A mensagem do Papa tem um caráter intimista, daí a sua leitura ser ainda mais excitante, tangenciando o poético. E ele não usa de meias palavras para condenar os atentados:

“Este ano o Dia Mundial da Paz é celebrado tendo como pano de fundo os dramáticos acontecimentos do passado dia 11 de Setembro. Naquele dia, foi perpetrado um crime de terrível gravidade: em poucos minutos milhares de pessoas inocentes, de várias procedências étnicas, foram horrorosamente massacradas. Desde então, por todo o mundo as pessoas tomaram consciência, com nova intensidade, da sua vulnerabilidade pessoal e começaram a olhar o futuro com um sentido, jamais pressentido, de íntimo medo. Diante deste estado de ânimo, a Igreja deseja dar testemunho da sua esperança, baseada na convicção de que o mal, o mysterium iniquitatis, não tem a última palavra nas vicissitudes humanas. A história da salvação, delineada na Sagrada Escritura, projeta uma grande luz sobre toda a história do mundo ao mostrar como sobre ela vela sempre a solicitude misericordiosa e providente de Deus, que conhece os caminhos para sensibilizar mesmo os corações mais endurecidos e alcançar bons frutos mesmo de uma terra árida e infecunda. Esta é a esperança que anima a Igreja no início do ano 2002: com a graça de Deus este mundo, no qual as forças do mal parecem uma vez mais triunfar, há-de realmente transformar-se num mundo em que as aspirações mais nobres do coração humano poderão ser satisfeitas, num mundo onde prevalecerá a verdadeira paz”.
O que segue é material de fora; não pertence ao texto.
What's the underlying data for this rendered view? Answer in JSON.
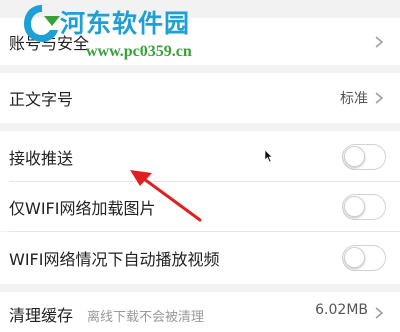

Quanta diferença quando comparamos com o que escreveram os analistas conjunturais da CNBB! Vejamos o seu primeiro parágrafo:

“A conjuntura continua marcada pelo atentado terrorista do dia 11 de setembro e pela guerra contra o movimento Taliban, do Afeganistão. À medida que passa o tempo, vai ficando claro que aquele atentado condensou a sensação de mal-estar mundial dos últimos anos. A guerra que se seguiu, desproporcional à sua pretensa causa, só veio agravar esse mal-estar, como se a Humanidade no seu todo estivesse febril”.
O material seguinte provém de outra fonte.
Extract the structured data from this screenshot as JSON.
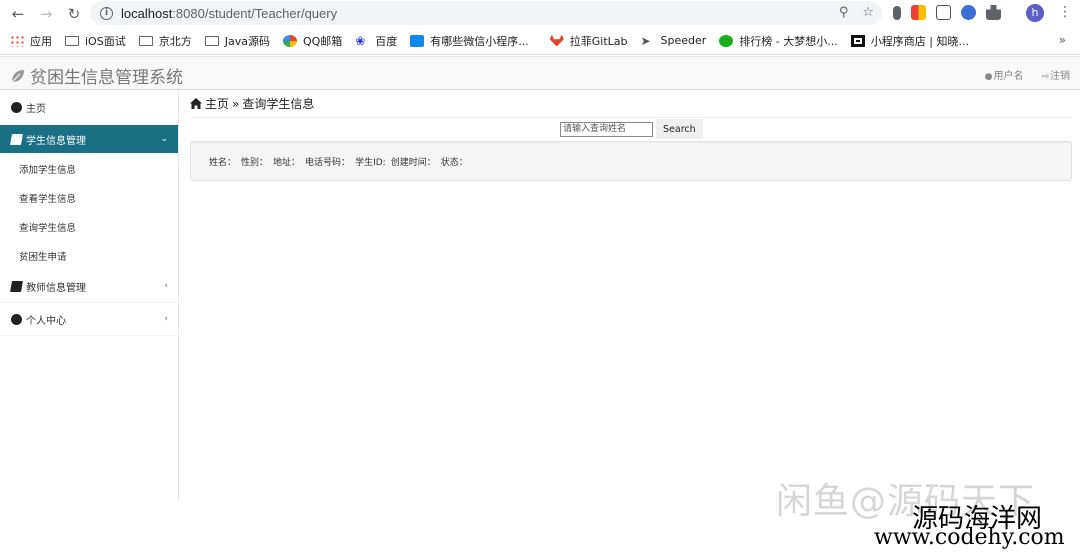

Em todo o texto do Papa vemos a justa indignação com os atos terroristas perpetrados contra os EUA, não havendo uma única palavra de condenação do Santo Padre contra as ações militares que ainda estão em andamento, até porque o Papa, em momento anterior, já havia classificado a guerra como “justa”. Já os conjunturalistas da CNBB iniciam seu texto relativizando, afirmando com o acontecido em 11 de setembro “condensou a sensação de mal-estar mundial nos últimos anos”, implicitamento colocando a ação criminosa calculada e pensada como uma respostas a uma agressão anterior. Nada mais falso. Além disso, condena de forma categórica ação dos EUA, em clara contradição com a visão do Sumo Pontífice.
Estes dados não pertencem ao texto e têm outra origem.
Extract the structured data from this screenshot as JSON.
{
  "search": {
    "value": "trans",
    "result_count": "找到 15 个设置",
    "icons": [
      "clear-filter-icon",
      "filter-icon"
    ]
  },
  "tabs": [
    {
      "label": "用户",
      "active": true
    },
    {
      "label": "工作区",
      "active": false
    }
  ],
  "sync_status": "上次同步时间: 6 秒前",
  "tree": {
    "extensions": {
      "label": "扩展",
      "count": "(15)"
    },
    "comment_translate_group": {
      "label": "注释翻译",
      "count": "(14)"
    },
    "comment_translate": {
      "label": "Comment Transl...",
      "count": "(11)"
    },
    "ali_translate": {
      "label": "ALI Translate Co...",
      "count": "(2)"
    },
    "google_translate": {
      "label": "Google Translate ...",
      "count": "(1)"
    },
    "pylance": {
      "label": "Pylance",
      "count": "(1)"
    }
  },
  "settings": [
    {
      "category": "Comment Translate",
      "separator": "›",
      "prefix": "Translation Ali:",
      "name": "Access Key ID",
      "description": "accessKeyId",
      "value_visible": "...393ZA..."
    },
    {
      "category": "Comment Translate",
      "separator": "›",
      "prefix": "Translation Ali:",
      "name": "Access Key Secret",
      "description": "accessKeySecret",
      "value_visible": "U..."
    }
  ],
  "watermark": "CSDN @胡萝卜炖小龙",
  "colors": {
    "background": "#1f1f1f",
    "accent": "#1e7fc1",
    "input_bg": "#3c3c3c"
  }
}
Eles acrescentam à sua análise:

“À medida que passa o tempo e continuam as operações militares comandadas pelos EUA na Ásia Central, vai ficando claro que esta guerra tem outros objetivos além do alegado combate a grupos que adotam o terrorismo como estratégia política. Um desses objetivos é assegurar aos países membros do G-7 o controle sobre as rotas de petróleo e gás natural da Ásia Central e do mar Cáspio (cujas reservas serão a grande alternativa para o Ocidente quando se esgotarem os recursos do Oriente Médio, dentro de 20 anos no máximo). Outro objetivo, de importância estratégica, é a presença militar nas vizinhanças da China (a potência emergente dos próximos anos, já se preparando para ocupar o terceiro lugar na corrida espacial), da Índia e da Rússia/Sibéria. Enfim, é preciso lembrar que a guerra aumenta os investimentos na indústria bélica e dinamiza a economia estadunidense para fazê-la sair da recessão que já a ameaçava antes mesmo de 11 de setembro”.

Fica claro nesse trecho que os analistas adotam uma visão conspiratória, tratando os EUA como agressores e não como quem combate em ato de defesa, aí englobando o G-7. Como se países como França não tivessem suas reservas e aquele colegiado fosse um monolito. Na visão dos analistas, a mobilização militar não tem por objetivo destruir as bases terroristas, mas fazer a guerra de conquista, em claro desacordo com a realidade dos fatos. A paranóia vai além, sugerindo que o Ocidente precisaria de bases militares adicionais por causa da China e da Rússia, como se ainda estivéssemos vivendo a Guerra Fria e o comunismo não tivesse sido derrotado em 1989. A pobreza dos parâmetros dos analistas é, por assim dizer, franciscana. Chega mesmo a ser colegial.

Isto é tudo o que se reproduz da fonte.